Seigneur ! S’il voulait lui faire du mal, elle se battrait jusqu’à la mort ! Elle leva les mains pour lui griffer le visage, mais aussitôt il lui attrapa les poignets et les plaqua contre terre sans le moindre effort. Le cœur battant follement, Stella ferma les yeux pour ne pas le voir. Mais elle ne pouvait ignorer ni la chaleur de ses mains ni l’odeur de cuir qui émanait de lui.

— Vous êtes une Storwick ! dit-il.

A son intonation, elle sut que ce n’était pas une question.

Stella rouvrit les yeux. L’homme fixait sur elle un regard brun qui lançait des éclairs meurtriers.

— Et vous un Brunson ! répliqua-t-elle en s’efforçant d’affermir sa voix.

Maintenant qu’elle le voyait de près, elle le reconnaissait ! C’était l’homme qu’elle avait vu six mois plus tôt, lors de la Journée de la Trêve. Quelle idiote de ne pas l’avoir reconnu tout de suite !

Ce n’était pas seulement un Brunson… C’était le chef du clan Brunson !

Une vague de chaleur la traversa. De la haine, sans aucun doute.

Elle avait bel et bien affaire à Rob le Noir. Large d’épaules, sourcils épais, cheveux d’ébène et yeux sombres. Oui, il avait les yeux bruns qui étaient la marque de son maudit clan.

— Vous ne me prendrez pas de force ! cria-t-elle en se raidissant de tout son corps, comme si cela pouvait l’arrêter. Je ne me laisserai pas faire !

Il se figea, puis se tourna pour cracher avec mépris dans l’herbe.

— Ce n’est pas ainsi que les Brunson traitent les femmes, répliqua-t-il sèchement.

Son visage exprimait le dégoût.

— Ce sont les Storwick qui font ça ! ajouta-t-il.

Hélas, elle savait que les rumeurs qui couraient sur Willie le Balafré étaient fondées, même si celui-ci n’avait jamais osé la toucher. Personne n’osait jamais la toucher, d’ailleurs.

— Ce n’est pas ce que j’ai entendu dire, prétendit-elle en espérant gagner du temps.

Elle se débattit en vain pour se dégager de son emprise. Mais des bracelets de fer auraient sans doute cédé plus facilement que sa poigne !

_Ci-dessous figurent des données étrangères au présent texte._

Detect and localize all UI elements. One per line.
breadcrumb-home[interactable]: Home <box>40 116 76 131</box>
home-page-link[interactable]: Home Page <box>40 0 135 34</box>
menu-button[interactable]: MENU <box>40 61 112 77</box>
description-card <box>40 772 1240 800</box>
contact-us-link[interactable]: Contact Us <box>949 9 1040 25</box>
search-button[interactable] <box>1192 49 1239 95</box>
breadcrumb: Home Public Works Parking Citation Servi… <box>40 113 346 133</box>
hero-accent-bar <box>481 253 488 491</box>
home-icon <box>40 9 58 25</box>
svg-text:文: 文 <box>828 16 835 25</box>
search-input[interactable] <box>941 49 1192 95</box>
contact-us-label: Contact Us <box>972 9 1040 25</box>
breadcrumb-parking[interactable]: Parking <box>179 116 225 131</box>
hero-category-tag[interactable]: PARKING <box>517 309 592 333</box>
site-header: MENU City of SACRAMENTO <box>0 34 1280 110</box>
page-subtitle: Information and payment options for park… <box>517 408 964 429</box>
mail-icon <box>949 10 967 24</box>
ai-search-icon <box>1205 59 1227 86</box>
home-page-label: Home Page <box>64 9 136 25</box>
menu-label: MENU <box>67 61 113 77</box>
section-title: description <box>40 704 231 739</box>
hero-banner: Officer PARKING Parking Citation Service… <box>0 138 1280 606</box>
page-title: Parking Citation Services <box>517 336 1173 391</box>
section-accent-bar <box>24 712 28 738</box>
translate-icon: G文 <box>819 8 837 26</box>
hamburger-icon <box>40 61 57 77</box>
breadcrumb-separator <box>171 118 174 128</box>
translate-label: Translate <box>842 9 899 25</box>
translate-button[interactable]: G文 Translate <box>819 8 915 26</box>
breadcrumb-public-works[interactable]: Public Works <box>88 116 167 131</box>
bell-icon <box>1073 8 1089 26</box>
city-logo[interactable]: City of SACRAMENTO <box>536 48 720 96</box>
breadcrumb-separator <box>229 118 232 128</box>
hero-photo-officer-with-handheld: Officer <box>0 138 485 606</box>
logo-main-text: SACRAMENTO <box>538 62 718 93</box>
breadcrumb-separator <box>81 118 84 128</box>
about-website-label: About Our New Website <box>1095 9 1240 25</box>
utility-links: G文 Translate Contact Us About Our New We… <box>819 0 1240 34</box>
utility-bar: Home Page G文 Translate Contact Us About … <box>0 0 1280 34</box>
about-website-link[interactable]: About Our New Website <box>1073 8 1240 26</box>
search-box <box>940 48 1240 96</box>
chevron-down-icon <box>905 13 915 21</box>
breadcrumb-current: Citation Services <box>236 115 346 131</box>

Il finit cependant par lui lâcher les poignets, mais avec un regard lui signifiant de ne pas broncher.

— Vous avez mal entendu, dit-il en s’écartant d’elle pour s’asseoir dans l’herbe.

— Alors laissez-moi partir, si vous n’avez pas l’intention de me prendre de force ! lança-t-elle en se redressant sur les coudes.

Il croisa les bras, observant un silence qui n’augurait rien de bon.

Elle retint sa respiration pour s’empêcher de parler. Heureusement, il n’avait pas encore deviné quelle Storwick elle était. Ni qu’elle était montée dans les collines pour espionner sa précieuse tour. Autrement, elle n’osait imaginer sa réaction !

— A quelle distance se trouvent les autres ? lui demanda-t-il.